I asked if the rocks also spoke Cherokee, like the dogs. Without looking at me, he held up the stone to see the best platform from which he could make his next strike. “Rocks are bi-lingual,” he said.

This is what I had hoped for. Being able to get some good sound from the quotable Vyrl Keeter in his natural habitat. I made mental notes how I might want to place some of these more homespun statements into the podcast.  I was pretty excited about the prospects.

I noticed a message on my phone: low battery. He had finished up the first blade and was doing some finer detail work on the small point he had started. I told him I needed to go to my car to recharge the battery and I would be back in a few minutes. During that recharge I discovered that instead of the roughly an hour of great raw audio, I had recorded over half of it and what I was left with was too distorted by the sound of the fan in the work shop. It sounded like we were in the middle of a wind storm.

I took a moment or two to soak up the reality of my goof. I returned to the shed to let Vyrl know that I didn’t have one darn thing that was going to be useful.  I suggested we would have to do again sometime soon because I really wanted to get the info for the podcast. “He made a final knaps at the point he was working on, held it up and blew off the dust. He presented it to me with absolutely no fanfare. “Let’s go eat. You like Mexican or Italian?”

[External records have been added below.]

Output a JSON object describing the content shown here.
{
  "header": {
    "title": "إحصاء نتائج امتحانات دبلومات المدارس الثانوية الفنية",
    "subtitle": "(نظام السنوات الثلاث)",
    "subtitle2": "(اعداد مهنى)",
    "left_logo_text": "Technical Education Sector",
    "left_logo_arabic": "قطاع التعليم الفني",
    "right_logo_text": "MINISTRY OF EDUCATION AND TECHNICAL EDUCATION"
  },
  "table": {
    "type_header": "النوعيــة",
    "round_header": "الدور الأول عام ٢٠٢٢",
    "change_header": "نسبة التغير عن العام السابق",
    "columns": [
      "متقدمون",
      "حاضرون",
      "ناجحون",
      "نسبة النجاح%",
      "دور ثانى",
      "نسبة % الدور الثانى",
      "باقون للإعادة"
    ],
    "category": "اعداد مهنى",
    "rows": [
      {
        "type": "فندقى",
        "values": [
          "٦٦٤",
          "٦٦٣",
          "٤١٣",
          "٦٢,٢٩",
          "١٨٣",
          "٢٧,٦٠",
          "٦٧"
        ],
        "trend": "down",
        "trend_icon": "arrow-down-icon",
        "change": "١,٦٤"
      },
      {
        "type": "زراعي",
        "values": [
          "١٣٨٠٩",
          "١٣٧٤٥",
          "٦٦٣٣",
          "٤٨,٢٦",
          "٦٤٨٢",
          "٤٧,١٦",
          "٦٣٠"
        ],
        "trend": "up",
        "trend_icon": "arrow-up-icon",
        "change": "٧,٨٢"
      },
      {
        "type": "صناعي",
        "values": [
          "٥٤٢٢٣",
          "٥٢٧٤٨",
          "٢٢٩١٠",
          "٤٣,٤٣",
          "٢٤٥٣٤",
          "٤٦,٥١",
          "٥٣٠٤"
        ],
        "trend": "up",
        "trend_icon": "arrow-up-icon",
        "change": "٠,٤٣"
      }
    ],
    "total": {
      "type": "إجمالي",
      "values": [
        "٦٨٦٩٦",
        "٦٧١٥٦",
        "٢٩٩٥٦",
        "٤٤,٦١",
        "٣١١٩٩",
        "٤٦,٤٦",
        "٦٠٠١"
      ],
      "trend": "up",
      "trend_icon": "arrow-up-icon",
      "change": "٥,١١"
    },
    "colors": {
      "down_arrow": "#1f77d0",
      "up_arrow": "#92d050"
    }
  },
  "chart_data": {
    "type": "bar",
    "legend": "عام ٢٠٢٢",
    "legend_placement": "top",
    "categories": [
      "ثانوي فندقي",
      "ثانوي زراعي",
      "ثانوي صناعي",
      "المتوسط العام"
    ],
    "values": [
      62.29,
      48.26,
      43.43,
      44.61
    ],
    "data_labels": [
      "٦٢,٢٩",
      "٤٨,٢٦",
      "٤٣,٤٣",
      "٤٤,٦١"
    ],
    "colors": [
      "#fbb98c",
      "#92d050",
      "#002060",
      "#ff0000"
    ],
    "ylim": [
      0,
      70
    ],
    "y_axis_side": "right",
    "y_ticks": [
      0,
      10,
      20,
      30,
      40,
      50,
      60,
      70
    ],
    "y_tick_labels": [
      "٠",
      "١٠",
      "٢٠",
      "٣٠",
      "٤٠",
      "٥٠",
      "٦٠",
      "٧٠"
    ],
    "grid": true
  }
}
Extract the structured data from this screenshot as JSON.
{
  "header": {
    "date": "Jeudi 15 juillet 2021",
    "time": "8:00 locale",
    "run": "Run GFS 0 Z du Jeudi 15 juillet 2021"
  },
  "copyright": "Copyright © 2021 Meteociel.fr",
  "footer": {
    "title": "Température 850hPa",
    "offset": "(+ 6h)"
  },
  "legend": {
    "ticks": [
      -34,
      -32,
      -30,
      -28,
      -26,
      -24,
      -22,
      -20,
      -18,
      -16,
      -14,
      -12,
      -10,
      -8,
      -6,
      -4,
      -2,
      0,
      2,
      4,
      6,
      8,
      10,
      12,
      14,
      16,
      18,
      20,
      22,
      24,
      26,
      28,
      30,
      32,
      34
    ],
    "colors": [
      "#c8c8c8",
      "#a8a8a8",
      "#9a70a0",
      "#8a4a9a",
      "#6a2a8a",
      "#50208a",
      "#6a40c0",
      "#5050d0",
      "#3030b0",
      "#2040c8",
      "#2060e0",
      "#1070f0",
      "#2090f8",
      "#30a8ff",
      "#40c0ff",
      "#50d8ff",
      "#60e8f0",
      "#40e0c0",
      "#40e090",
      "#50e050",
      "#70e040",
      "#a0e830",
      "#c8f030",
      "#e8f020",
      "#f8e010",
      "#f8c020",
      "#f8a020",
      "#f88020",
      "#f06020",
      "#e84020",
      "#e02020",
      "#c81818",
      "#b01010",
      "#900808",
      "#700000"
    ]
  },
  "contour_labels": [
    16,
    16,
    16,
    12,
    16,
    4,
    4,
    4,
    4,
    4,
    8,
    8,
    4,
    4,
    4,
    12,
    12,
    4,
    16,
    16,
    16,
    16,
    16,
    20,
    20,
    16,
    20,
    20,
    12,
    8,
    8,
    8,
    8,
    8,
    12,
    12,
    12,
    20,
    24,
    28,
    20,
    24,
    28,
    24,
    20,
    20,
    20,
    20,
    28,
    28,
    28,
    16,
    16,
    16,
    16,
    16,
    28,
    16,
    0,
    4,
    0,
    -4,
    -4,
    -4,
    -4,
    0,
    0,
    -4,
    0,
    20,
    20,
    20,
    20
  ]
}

Now, after some reflection, I can name that familiar feeling I felt while sitting with Vyrl in that shed, whacking and knapping. It was the same feeling I had felt years before sitting under the shade tree with my Cherokee grandmother, Emma Belle Adair Garrett, hulling peas and snapping beans. The work is steady, requires a little thought but mostly consist of time. Such a chore, pea hulling or arrowhead making, is best with company.

I don’t think the feeling is nostalgia. It’s more like community, but there another element. That element is that it’s inter-generational. They are very “in the moment.” A craft, an expertise -maybe just time is being shared between an elder and someone from another generation. Those afternoon under that shade tree, I knew my grandmother loved me. And that day in the workshop behind my Uncle Vyrl’s home, I felt a kinship that I frankly had not really felt with another person in a long time.

It made me wonder. What is the Cherokee Nation Treasure? Is it Vyrl, the craftsman with a tradition he carries on? Is the product, the points, an example of that tradition? Or could the real treasure be the moments of kinship, of connection, made during the exercise of that tradition?

I’ll leave you to ponder that.

In the thirty-six hours between then and now, I have been encouraged by two different people to go ahead and write about it, while the memory is fresh. I do plan on getting my technological act together and getting my raw sound, but I think this story does need to be told.

So, until you can hear the podcast, this will have to serve as the story of Cherokee Nation Treasure Vyrl Keeter.